Recently, Costlow et al. 11 explored MLC‐based GRID therapy techniques by using bulky lung tumor as target and creating Electronic compensation Tubes (Ecomp‐tubes), Ecomp‐Circles, Ecomp‐Squares, Ecomp‐Weave, IMRT, and IMRT‐Weave six different plans for each patient, demonstrated the versatility of MLC and modern TPS for making diverse GRID therapy plans. Parkhrel et al. 15 reported a study in which they employed an onboard MLC to generate the three dimensional (3D) spatially fractionated radiation therapy plans for treating deeply seated tumors at diverse anatomic sites. Parkhrel used 6 coplanar gantry angles in every plan and a pair of MLC formed strip‐like fields for each angle. Similar to our approach, at each gantry angle the GRID field was formed by rotating second field collimator angle 90°, thus a 3D lattice radiotherapy plan can be generated. In another recently published study Kopchick et al. 16 demonstrated that, a stereotactic radiotherapy apparatus which was initially designed for making breast SBRT, can be used to make a breast lattice radiotherapy therapy plan as well. The dosimetric parameters of aforementioned plans are similar to our plans.
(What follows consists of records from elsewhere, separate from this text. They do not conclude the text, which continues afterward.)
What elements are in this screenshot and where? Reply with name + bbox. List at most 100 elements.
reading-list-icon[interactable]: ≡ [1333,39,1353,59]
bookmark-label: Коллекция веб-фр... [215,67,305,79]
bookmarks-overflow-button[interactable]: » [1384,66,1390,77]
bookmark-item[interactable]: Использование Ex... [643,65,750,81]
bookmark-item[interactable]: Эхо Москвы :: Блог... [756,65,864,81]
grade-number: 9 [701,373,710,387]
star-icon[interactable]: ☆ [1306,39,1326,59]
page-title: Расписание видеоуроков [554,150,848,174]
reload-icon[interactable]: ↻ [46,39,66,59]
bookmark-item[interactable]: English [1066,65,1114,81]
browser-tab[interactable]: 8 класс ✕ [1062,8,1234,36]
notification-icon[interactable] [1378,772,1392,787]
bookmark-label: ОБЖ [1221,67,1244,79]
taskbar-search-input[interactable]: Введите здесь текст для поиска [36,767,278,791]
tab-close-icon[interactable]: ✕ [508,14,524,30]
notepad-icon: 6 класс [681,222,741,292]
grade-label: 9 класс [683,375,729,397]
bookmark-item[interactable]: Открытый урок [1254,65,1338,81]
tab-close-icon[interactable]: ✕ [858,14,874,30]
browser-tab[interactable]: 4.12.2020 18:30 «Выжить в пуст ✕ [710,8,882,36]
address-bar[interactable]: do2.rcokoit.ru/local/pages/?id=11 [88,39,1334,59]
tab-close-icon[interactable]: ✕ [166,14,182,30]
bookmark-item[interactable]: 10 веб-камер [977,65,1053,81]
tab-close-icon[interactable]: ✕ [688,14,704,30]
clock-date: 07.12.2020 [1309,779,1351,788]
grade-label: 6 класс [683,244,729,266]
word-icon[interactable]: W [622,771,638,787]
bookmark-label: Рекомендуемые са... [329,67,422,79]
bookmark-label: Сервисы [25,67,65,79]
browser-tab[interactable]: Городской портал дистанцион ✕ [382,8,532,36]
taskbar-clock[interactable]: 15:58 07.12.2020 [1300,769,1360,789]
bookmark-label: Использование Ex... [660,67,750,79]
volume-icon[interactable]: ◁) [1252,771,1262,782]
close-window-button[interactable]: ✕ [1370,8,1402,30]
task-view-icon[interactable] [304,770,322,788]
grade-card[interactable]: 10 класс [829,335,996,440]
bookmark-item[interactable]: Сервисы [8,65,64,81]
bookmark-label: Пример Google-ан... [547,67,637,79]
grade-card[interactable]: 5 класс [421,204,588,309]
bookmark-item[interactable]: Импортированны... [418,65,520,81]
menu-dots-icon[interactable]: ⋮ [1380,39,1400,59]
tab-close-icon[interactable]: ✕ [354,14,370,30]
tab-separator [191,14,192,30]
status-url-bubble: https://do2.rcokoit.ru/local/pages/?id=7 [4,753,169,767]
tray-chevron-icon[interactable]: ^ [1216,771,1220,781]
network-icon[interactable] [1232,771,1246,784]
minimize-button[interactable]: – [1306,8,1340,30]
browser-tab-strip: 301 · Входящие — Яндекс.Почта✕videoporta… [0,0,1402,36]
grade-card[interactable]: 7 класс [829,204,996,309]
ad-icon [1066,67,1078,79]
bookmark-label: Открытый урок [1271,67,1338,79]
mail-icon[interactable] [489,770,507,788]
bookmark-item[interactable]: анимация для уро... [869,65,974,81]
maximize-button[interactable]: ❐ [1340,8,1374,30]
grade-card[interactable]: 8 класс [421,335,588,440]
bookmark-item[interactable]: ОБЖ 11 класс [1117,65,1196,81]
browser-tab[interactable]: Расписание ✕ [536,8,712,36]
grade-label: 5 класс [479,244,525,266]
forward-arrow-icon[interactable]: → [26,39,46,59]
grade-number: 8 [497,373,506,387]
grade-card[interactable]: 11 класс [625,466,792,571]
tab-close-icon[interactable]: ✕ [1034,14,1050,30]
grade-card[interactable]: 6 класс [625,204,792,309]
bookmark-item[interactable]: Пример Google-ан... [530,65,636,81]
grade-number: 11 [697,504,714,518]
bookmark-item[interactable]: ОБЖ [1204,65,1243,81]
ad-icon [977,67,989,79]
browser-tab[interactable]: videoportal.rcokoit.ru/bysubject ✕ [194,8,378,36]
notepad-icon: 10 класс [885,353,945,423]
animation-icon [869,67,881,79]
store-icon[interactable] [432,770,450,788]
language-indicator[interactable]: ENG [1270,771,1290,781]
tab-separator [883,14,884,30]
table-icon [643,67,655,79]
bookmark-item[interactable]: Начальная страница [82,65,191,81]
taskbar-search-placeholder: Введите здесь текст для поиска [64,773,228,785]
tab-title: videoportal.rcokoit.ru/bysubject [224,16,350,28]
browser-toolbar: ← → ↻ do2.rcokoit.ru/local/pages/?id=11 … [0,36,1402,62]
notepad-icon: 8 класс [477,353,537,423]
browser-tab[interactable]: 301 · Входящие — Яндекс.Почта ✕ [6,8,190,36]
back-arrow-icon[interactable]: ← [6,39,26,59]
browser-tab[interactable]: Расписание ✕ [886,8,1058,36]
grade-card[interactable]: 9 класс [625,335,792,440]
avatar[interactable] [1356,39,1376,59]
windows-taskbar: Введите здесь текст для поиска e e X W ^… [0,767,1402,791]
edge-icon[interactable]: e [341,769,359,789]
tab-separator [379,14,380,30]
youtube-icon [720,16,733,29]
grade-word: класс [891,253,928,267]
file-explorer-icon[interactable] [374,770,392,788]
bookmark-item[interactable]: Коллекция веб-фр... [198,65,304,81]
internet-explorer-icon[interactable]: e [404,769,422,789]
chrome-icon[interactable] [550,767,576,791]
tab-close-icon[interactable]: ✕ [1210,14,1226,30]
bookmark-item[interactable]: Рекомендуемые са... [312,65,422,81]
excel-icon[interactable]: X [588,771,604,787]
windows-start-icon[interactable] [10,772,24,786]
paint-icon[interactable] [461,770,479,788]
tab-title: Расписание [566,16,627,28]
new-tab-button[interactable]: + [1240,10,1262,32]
The advantages of our dosimetric approach are: (a) the patient anatomic structures are maximally protected from the high dose strips of grid fields by using a prone position, (b) no need to purchase an additional apparatus, (c) it can accurately report the doses to the target volume and OARs (Tables 2, 3, and 4), and (d) it also can reduce the OAR doses via adjusting the beam shapes, orientations, and intensity, the dosimetric data can ensure that the plan is safe and can achieve similar and even potentially better treatment outcomes because of closely tailoring the target dose and normal structure considerations. With our presented dosimetric approach that uses two gantry angles, multiple beams, prone position, and modern radiotherapy TPS, the toxicities are expected to be less than the treatments using the Cerrobend GRID block with single angry angle, single beam, supine position, and no consideration for target and OAR geometries.
5. CONCLUSIONS
GRID therapy for breast cancer is feasible with a modern external beam TPS and onboard multileaf collimator (MLC). The plans generated by MLC and TPS in the prone position showed consistent dosimetric quality results and a strong advantage in accommodating targets and maximally sparing normal structures. When considering different radioresponses of cancerous cells of breast, GRID therapy with 1‐cm aperture at the 20 Gy prescription dose was found to have an EUD ranging from 8 to 10 Gy. The PVDR is from 2.34 to 2.92. GRID therapy can also spare more than nine times more radiosensitive normal cells comparing with the open‐field radiation boost at the same cancer cell killing. When the aperture size is increased from 1 to 2 cm, EUD and TR decreased, but the PVDR increased.
ACKNOWLEDGMENT
The authors acknowledge SaRena Eves and Matthew Mielke for helping with data table review.